One of the hashtags I used for our move from California to Wiltshire was #movingishard. And it IS hard. It was hard to say goodbye to all our much-loved friends in the Bay Area. It was hard to see my cat fly back to the UK alone for a few months. It was hard waiting nearly two months to get into our house, once we were back here. So I kind of assumed that once we moved INTO the house, we’d be fine.
And we are fine, in so many ways. We LOVE our house. We love the area and its beautiful countryside. We love the Dude’s school. We love our friends coming to visit and our parents popping by or coming to stay. Two of my besties came to visit this week and it was so flipping good to be with people that know me well. There is so much that we love here. I don’t think any of us actually want to move back to the Bay Area. This is where we are now and we’re happy to be here.
But it would be dishonest to not acknowledge that moving IS hard and I’ve found these past few days quite tough. We visited a potential church and, although it’s great and we’ll probably end up there, it’s very different to the wonderful church we had in the Bay Area. The countryside here is beautiful but every time I see an IG photo of Tahoe or Marin, I sigh a little. I was hoping that this Monday, just passed, would be the official ‘Launch Date’ of our new lives – we’ve started joining clubs – but I got a vomity bug on Sunday night and have spent the past two days feeling pretty ropey actually. I don’t think I’ll make running club tomorrow. Another delay in ‘cracking on’.

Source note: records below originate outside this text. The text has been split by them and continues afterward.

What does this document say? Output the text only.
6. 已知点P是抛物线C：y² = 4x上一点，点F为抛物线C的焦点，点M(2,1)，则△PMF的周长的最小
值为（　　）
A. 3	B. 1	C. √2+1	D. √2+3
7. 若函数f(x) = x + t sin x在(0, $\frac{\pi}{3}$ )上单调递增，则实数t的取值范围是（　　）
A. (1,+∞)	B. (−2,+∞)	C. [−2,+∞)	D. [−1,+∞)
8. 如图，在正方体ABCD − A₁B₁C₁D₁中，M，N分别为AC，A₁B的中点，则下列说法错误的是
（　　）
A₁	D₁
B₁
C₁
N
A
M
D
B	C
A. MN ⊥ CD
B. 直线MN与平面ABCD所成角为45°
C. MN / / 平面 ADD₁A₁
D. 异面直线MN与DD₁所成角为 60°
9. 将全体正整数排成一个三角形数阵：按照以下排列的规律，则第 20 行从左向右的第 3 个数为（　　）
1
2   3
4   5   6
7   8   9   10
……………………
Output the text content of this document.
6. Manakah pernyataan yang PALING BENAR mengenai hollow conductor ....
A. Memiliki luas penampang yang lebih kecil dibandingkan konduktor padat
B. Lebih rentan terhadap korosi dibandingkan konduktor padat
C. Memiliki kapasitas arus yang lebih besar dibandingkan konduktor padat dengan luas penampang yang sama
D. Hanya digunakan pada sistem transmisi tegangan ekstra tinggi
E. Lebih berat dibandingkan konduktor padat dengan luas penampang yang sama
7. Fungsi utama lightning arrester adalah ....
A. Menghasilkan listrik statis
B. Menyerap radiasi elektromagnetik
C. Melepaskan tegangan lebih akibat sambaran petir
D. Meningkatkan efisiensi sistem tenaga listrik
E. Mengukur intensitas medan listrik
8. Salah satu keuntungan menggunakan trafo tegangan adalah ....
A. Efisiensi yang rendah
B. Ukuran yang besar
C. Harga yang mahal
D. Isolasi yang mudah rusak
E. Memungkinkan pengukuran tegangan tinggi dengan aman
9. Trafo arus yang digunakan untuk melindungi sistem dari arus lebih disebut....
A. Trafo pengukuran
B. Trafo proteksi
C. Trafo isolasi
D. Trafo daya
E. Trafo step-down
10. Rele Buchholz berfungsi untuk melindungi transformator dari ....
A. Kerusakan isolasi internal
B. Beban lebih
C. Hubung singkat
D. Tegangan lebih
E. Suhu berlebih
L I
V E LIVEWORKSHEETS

There’s a danger I’m sounding miserable and depressed – I’m honestly not, I’m fine (apart from my bug which is making me mopey). But simply put…I miss friends. I miss running friends in particular. I KNOW it will take a good few months to find friends and probably a year to build a significant friendship, but it’s tough and I wanted to acknowledge that. We’ll get friends, I know we will, I just need to learn patience. (Not my strong point).
So if you have a running buddy, go and hug them.
Take selfies with them ad nauseam.
Get up at 5am on a weekday to get some good solid miles in before work, coffee before you head home and a glimpse of the sunrise.
Get up at the weekend, meet at the trailhead and run a loop before heading for brunch.
Share your unfortunate Mid-Run-Poop stories. We all have them.
Do a race with them.
Invite them for drinks in non-lycra!
Just cherish those lovely running friends you have in your life.
One of the things I learned as we left the Bay was how rarely we tell our friends we love them. So tell your friends you love them.
(Normal cheerful service resumed as soon as I kick this bug).